Not included this semester or only limited:

~~Embeddings~~
~~Advanced GPT topics (image data, parameterization, tool calling)~~
~~Real-world examples of applications (& implementation) & limitations~~

After the seminar (~1d):

Refine data:unplugged summary
Refine prototype business case & potential applications of prototype
Reflections & lessons learned → Hand in data:unplugged summary and 2-page project summary

Evaluation

Your data:unplugged summary: 35%
Your prototype & presentation on the last day of the seminar: 50%
Your activity during the seminar: 15%

What is the data:unplugged summary?

A short reflection on a session (approx. 300–500 words):

Summary: What key points were made during the session?
Practical Relevance: What specific use cases or problems were addressed?
Personal Assessment: Which aspects did you find particularly interesting or critical?

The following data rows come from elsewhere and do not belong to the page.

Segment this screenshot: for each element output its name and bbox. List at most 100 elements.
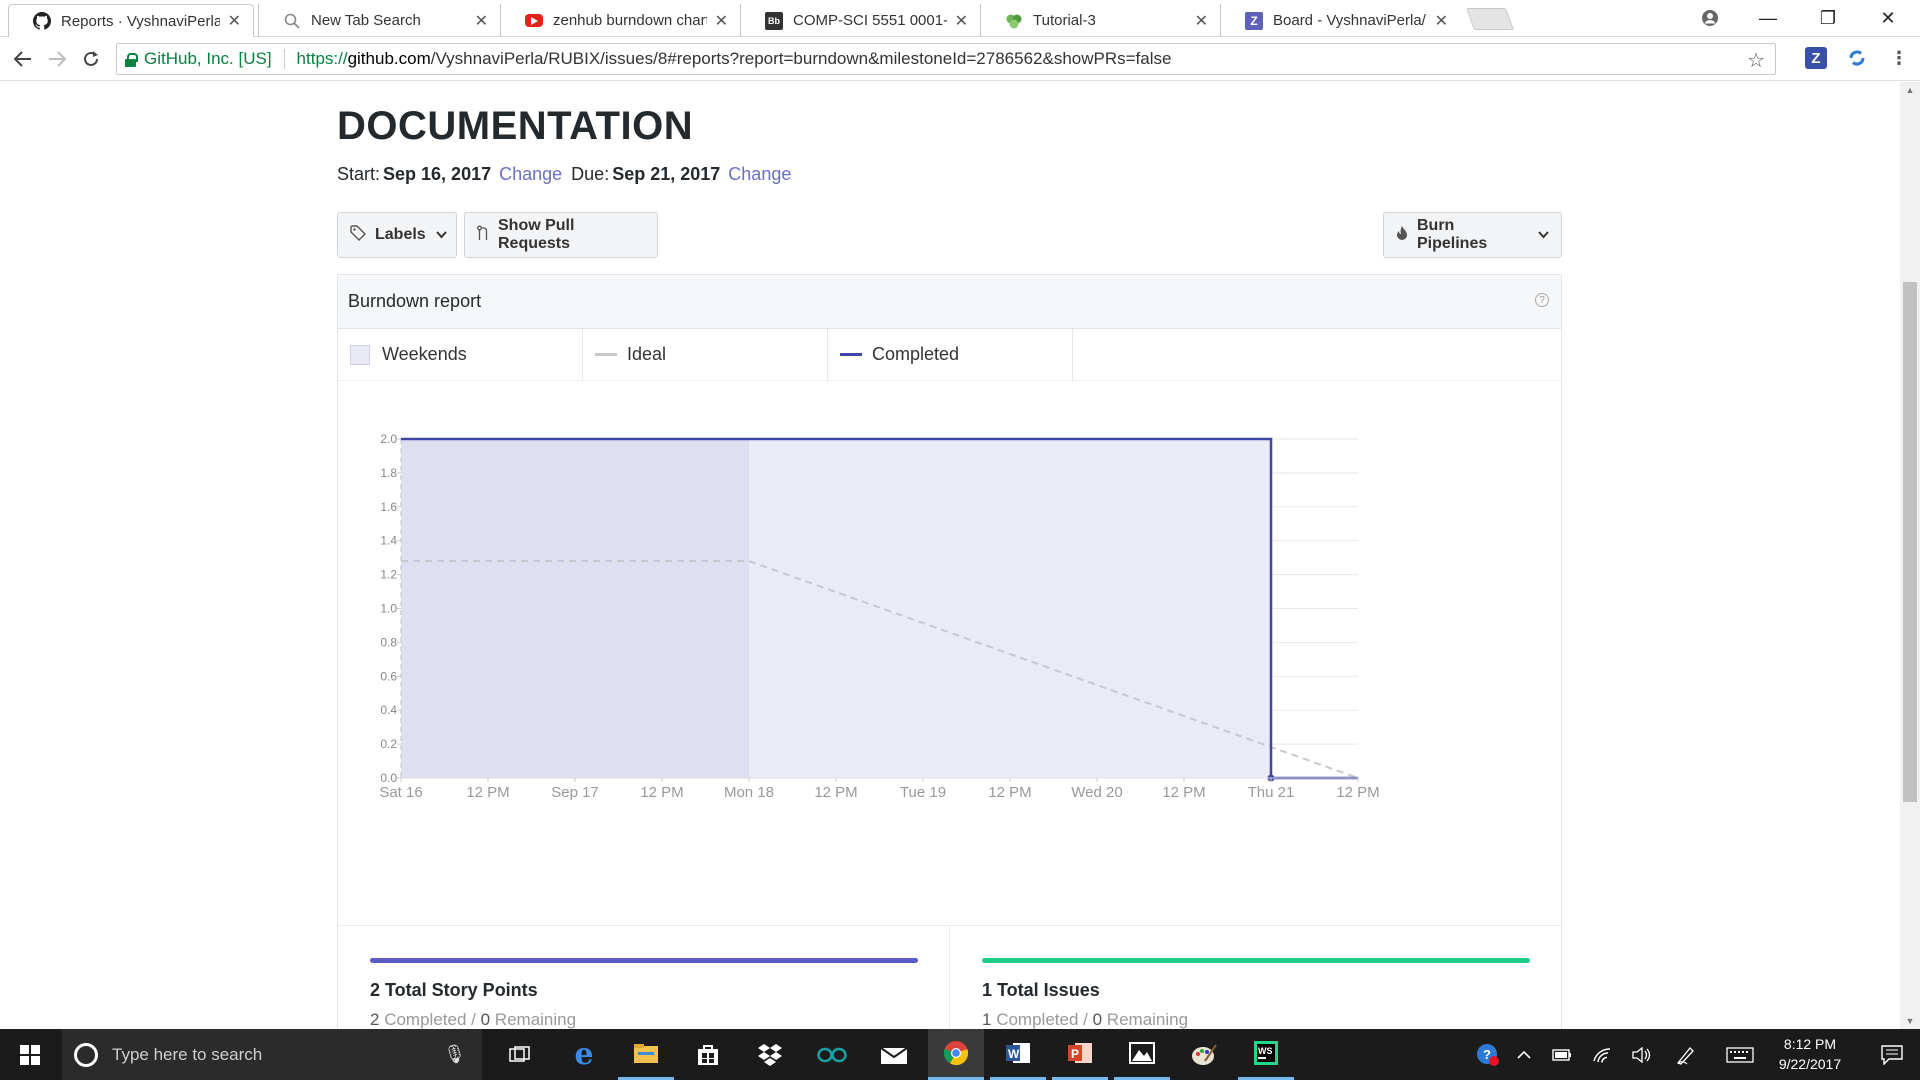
- store-icon[interactable]: [680, 1029, 736, 1080]
- reload-button[interactable]: [76, 44, 106, 74]
- issues-bar: [982, 958, 1530, 963]
- powerpoint-icon[interactable]: P: [1052, 1029, 1108, 1080]
- legend-ideal-label: Ideal: [627, 344, 667, 364]
- sync-extension-icon[interactable]: [1846, 47, 1868, 69]
- report-title: Burndown report: [348, 291, 482, 311]
- forward-button[interactable]: [42, 44, 72, 74]
- burndown-chart: 0.0 0.2 0.4 0.6 0.8 1.0 1.2 1.4 1.6 1.8 2.0 Sat 16 1…: [338, 381, 1561, 921]
- taskbar-search[interactable]: Type here to search 🎙: [62, 1029, 482, 1080]
- task-view-icon[interactable]: [492, 1029, 548, 1080]
- minimize-button[interactable]: —: [1740, 0, 1796, 36]
- help-icon[interactable]: ?: [1535, 293, 1549, 307]
- taskbar-clock[interactable]: 8:12 PM 9/22/2017: [1760, 1034, 1860, 1074]
- tab-tutorial-3[interactable]: Tutorial-3 ✕: [980, 4, 1220, 37]
- tab-label: COMP-SCI 5551 0001- A: [793, 12, 947, 29]
- bookmark-star-icon[interactable]: ☆: [1747, 48, 1765, 73]
- pen-icon[interactable]: [1662, 1044, 1710, 1066]
- close-icon[interactable]: ✕: [715, 11, 728, 31]
- x-tick-label: Mon 18: [724, 784, 774, 801]
- tag-icon: [350, 225, 366, 245]
- tab-label: New Tab Search: [311, 12, 421, 29]
- x-tick-label: Sep 17: [551, 784, 599, 801]
- y-tick-label: 1.0: [380, 602, 397, 616]
- edge-icon[interactable]: e: [556, 1029, 612, 1080]
- labels-button-label: Labels: [375, 226, 426, 243]
- address-bar[interactable]: GitHub, Inc. [US] https://github.com/Vys…: [116, 43, 1776, 75]
- tab-label: Board - VyshnaviPerla/RU: [1273, 12, 1427, 29]
- start-label: Start:: [337, 164, 381, 184]
- legend-weekends[interactable]: Weekends: [338, 329, 583, 380]
- tab-reports[interactable]: Reports · VyshnaviPerla/R ✕: [8, 4, 254, 37]
- battery-icon[interactable]: [1542, 1048, 1582, 1061]
- secure-indicator[interactable]: GitHub, Inc. [US]: [125, 49, 272, 69]
- help-notification-icon[interactable]: ?: [1470, 1043, 1506, 1067]
- zenhub-extension-icon[interactable]: Z: [1805, 47, 1827, 69]
- tab-new-tab-search[interactable]: New Tab Search ✕: [258, 4, 500, 37]
- word-icon[interactable]: W: [990, 1029, 1046, 1080]
- close-icon[interactable]: ✕: [475, 11, 488, 31]
- recycle-icon: [1005, 12, 1023, 30]
- url-host: github.com: [347, 49, 431, 68]
- legend-completed[interactable]: Completed: [828, 329, 1073, 380]
- paint-icon[interactable]: [1176, 1029, 1232, 1080]
- due-date: Sep 21, 2017: [612, 164, 721, 184]
- new-tab-button[interactable]: [1465, 8, 1515, 30]
- close-icon[interactable]: ✕: [228, 11, 241, 31]
- legend-ideal[interactable]: Ideal: [583, 329, 828, 380]
- zenhub-icon: Z: [1245, 11, 1263, 30]
- close-icon[interactable]: ✕: [955, 11, 968, 31]
- issues-stat: 1 Total Issues 1 Completed / 0 Remaining: [950, 926, 1550, 1029]
- restore-button[interactable]: ❐: [1800, 0, 1856, 36]
- change-due-link[interactable]: Change: [728, 164, 791, 185]
- webstorm-icon[interactable]: WS: [1238, 1029, 1294, 1080]
- tab-comp-sci[interactable]: Bb COMP-SCI 5551 0001- A ✕: [740, 4, 980, 37]
- scroll-up-arrow[interactable]: ▲: [1900, 82, 1920, 98]
- close-icon[interactable]: ✕: [1435, 11, 1448, 31]
- burn-pipelines-button[interactable]: Burn Pipelines: [1383, 212, 1562, 258]
- story-points-stat: 2 Total Story Points 2 Completed / 0 Rem…: [338, 926, 938, 1029]
- photos-icon[interactable]: [1114, 1029, 1170, 1080]
- back-button[interactable]: [8, 44, 38, 74]
- x-tick-label: 12 PM: [1336, 784, 1379, 801]
- y-tick-label: 1.8: [380, 466, 397, 480]
- chevron-up-icon[interactable]: [1506, 1050, 1542, 1059]
- weekend-shade: [401, 439, 749, 778]
- page-scrollbar[interactable]: ▲ ▼: [1900, 82, 1920, 1029]
- action-center-icon[interactable]: [1864, 1029, 1920, 1080]
- labels-button[interactable]: Labels: [337, 212, 457, 258]
- browser-tabstrip: Reports · VyshnaviPerla/R ✕ New Tab Sear…: [0, 0, 1920, 37]
- tab-zenhub-burndown[interactable]: zenhub burndown charts ✕: [500, 4, 740, 37]
- page-content: DOCUMENTATION Start: Sep 16, 2017 Change…: [0, 82, 1900, 1029]
- tab-board[interactable]: Z Board - VyshnaviPerla/RU ✕: [1220, 4, 1460, 37]
- close-icon[interactable]: ✕: [1195, 11, 1208, 31]
- chrome-icon[interactable]: [928, 1029, 984, 1080]
- volume-icon[interactable]: [1622, 1046, 1662, 1063]
- scroll-down-arrow[interactable]: ▼: [1900, 1013, 1920, 1029]
- x-tick-label: 12 PM: [640, 784, 683, 801]
- dropbox-icon[interactable]: [742, 1029, 798, 1080]
- microphone-icon[interactable]: 🎙: [443, 1044, 466, 1065]
- scrollbar-thumb[interactable]: [1903, 282, 1917, 802]
- arduino-icon[interactable]: [804, 1029, 860, 1080]
- secure-label: GitHub, Inc. [US]: [144, 49, 272, 68]
- issues-remaining-count: 0: [1092, 1010, 1103, 1029]
- x-tick-label: 12 PM: [814, 784, 857, 801]
- change-start-link[interactable]: Change: [499, 164, 562, 185]
- close-window-button[interactable]: ✕: [1860, 0, 1916, 36]
- mail-icon[interactable]: [866, 1029, 922, 1080]
- y-tick-label: 1.6: [380, 500, 397, 514]
- chevron-down-icon: [1538, 228, 1549, 242]
- report-header: Burndown report ?: [338, 275, 1561, 329]
- show-pull-requests-button[interactable]: Show Pull Requests: [464, 212, 658, 258]
- divider: [283, 49, 285, 69]
- profile-icon[interactable]: [1682, 0, 1738, 36]
- url-text[interactable]: https://github.com/VyshnaviPerla/RUBIX/i…: [297, 49, 1172, 69]
- wifi-icon[interactable]: [1582, 1047, 1622, 1063]
- start-button[interactable]: [2, 1029, 58, 1080]
- blackboard-icon: Bb: [765, 11, 783, 30]
- burndown-report-panel: Burndown report ? Weekends Ideal Complet…: [337, 274, 1562, 1029]
- search-icon: [283, 12, 301, 30]
- file-explorer-icon[interactable]: [618, 1029, 674, 1080]
- story-points-title: 2 Total Story Points: [370, 980, 538, 1000]
- menu-icon[interactable]: ⋮: [1888, 47, 1910, 69]
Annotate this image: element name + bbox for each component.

Do you see potential for your own ideas or projects?

What is the summary?

2-3 pages only!
What is your prototype? What can I do?
What could be a business case for your prototype, or where can it be applied?
What are current limitations of your prototype and how could you overcome them?
What have been your main learnings during the creation of your prototype (and/or) the seminar itself?

Code, Exercises & Prototypes

Jupyterlab & Exercises

Jupyterlab

To get started right away, we have prepared a Jupyterlab!

Exercises

All exercises can be solved in the Jupyterlab, all packages and datasets are pre-installed!